Malheur ! Ma voisine a entendu le mot « nuit » dans la conversation... La voici qui lui reproche ses ébats amoureux avec sa copine ! Le monsieur s'écrie de toutes ses forces : « On n'a plus le droit d'écouter de la musique, on n'a plus le droit de baiser ! On vit dans un pays démocratique, ici ! » J'avoue ne pas bien comprendre le rapport. « En effet, nous sommes en démocratie, et le législateur pour lequel vous avez peut-être voté a interdit le tapage, qu'il soit nocturne ou diurne », tente-je de raisonner le monsieur. Rien à faire, le ton monte encore d'un cran.
J'essaye de raisonner calmement le monsieur. Je dois avouer que la situation m'amuse. J'ai en face de moi un type que l'on accueille par une accusation de proxénétisme (ben oui, mine de rien, « bordel », hein) et on enfonce le clou en lui reprochant ses ébats amoureux. Comment voulez-vous qu'on obtienne la moindre coopération du bonhomme ? Mais je ne perds pas espoir...
« Vous savez, si nous n'arrivons pas à trouver une solution à l'amiable, nous devrons faire appel aux forces de l'ordre », tente-je de l'impressionner. Le monsieur semble être un habitué. « La police, je connais, à chaque fois qu'ils viennent, ils me demandent de baisser le son et ils repartent. » J'insiste. « Vous savez, la première fois, ce sera un rappel à la loi, mais par la suite, ce seront des amendes. Si nous déposons plainte, cela risque d'aller au tribunal. » Il n'en a rien à faire. Lui, il a besoin de ses quinze minutes de musique par jour pour se réveiller avant d'aller travailler. Oui, car lui travaille. Et nous, on l'emmerde.
J'entrevois-là un début de dialogue. Si, si, attendez. Ma chère voisine consentirait-elle à une musique forte durant quinze minutes par jour ? Non. Un non catégorique. Madame est malade du cœur et elle ne peut se permettre de telles conditions. Son médecin lui a prescrit de se reposer. Pourquoi donc le monsieur écoute-t-il la musique aussi fort ? Tout simplement, parce que quand il est dans la salle de bains (à l'opposé de sa chaîne dans l'appartement, bien entendu), il n'entend pas la musique ! Mais ne peut-il pas mettre une radio dans la salle de bains ? Non, car cela coûte de l'argent, et lui... a un loyer à payer.

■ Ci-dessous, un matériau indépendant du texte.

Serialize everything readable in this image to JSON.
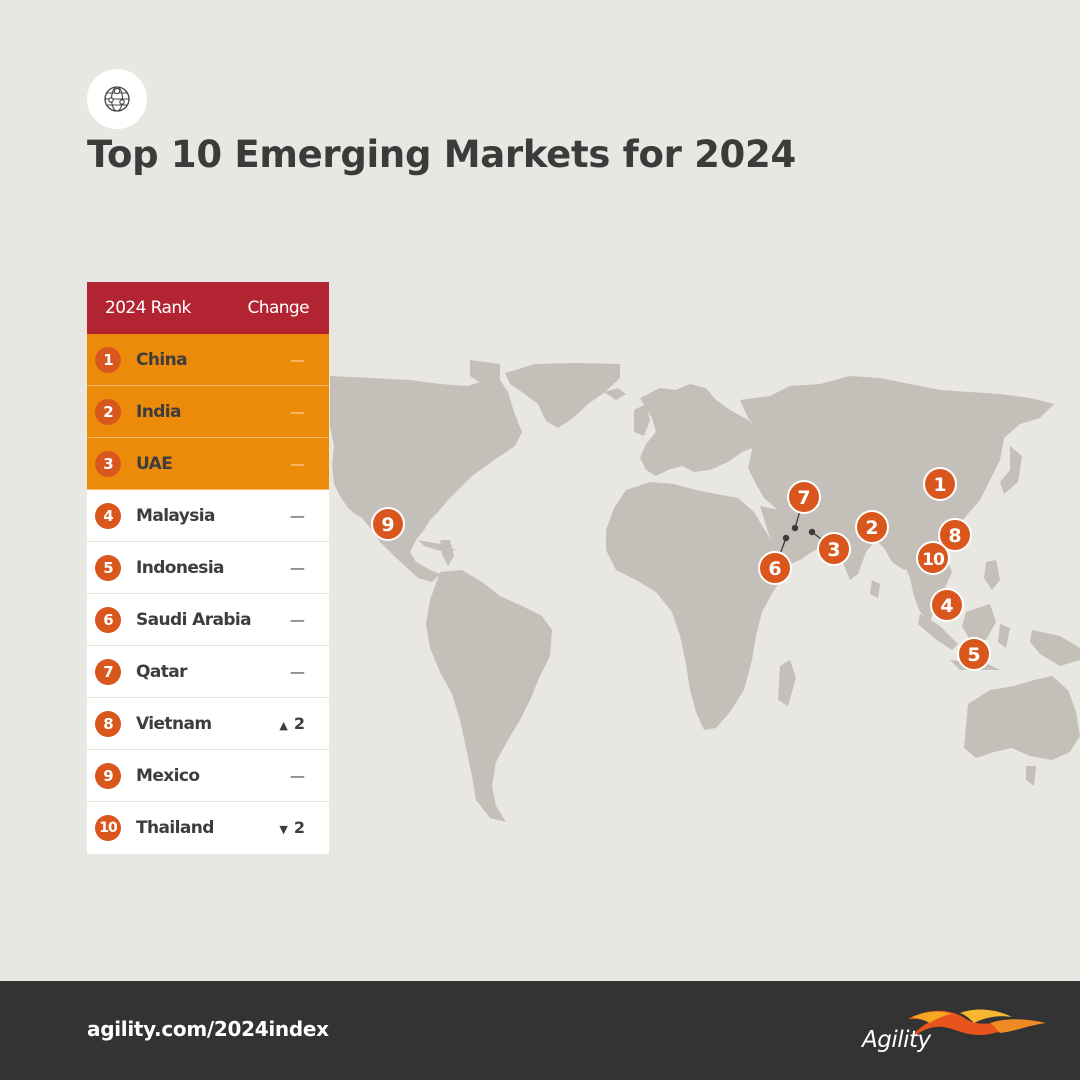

Visiblement, le monsieur en a assez. Il nous emmerde, s'exclame-t-il avant de nous claquer la porte au nez. La fin du dialogue ?
Nous restons quelque peu pantois face à la porte. n'y aurait-il pas une solution à trouver ? La dame n'en revient pas. « Mais il est fou ! Vous avez vu comment il parle ? » Madame a l'air elle aussi passablement énervée. Elle n'a cessé de me couper pour remettre un peu d'huile sur le feu. Oh, après tout, c'est sa cause que je défendais, tant pis si ses moyens ne me convenaient pas. Certes, là où je suis, j'entends aussi la musique, mais beaucoup moins fort, presque couverte par les divers bruits de la rue, lorsqu'on garde les fenêtres fermées. Amusé par cette aventure anecdotique tellement irréelle, je repense à tous ces avocats des séries télé qui tentent de calmer leurs clients, trop pressés de dire ce qu'ils ont sur le cœur.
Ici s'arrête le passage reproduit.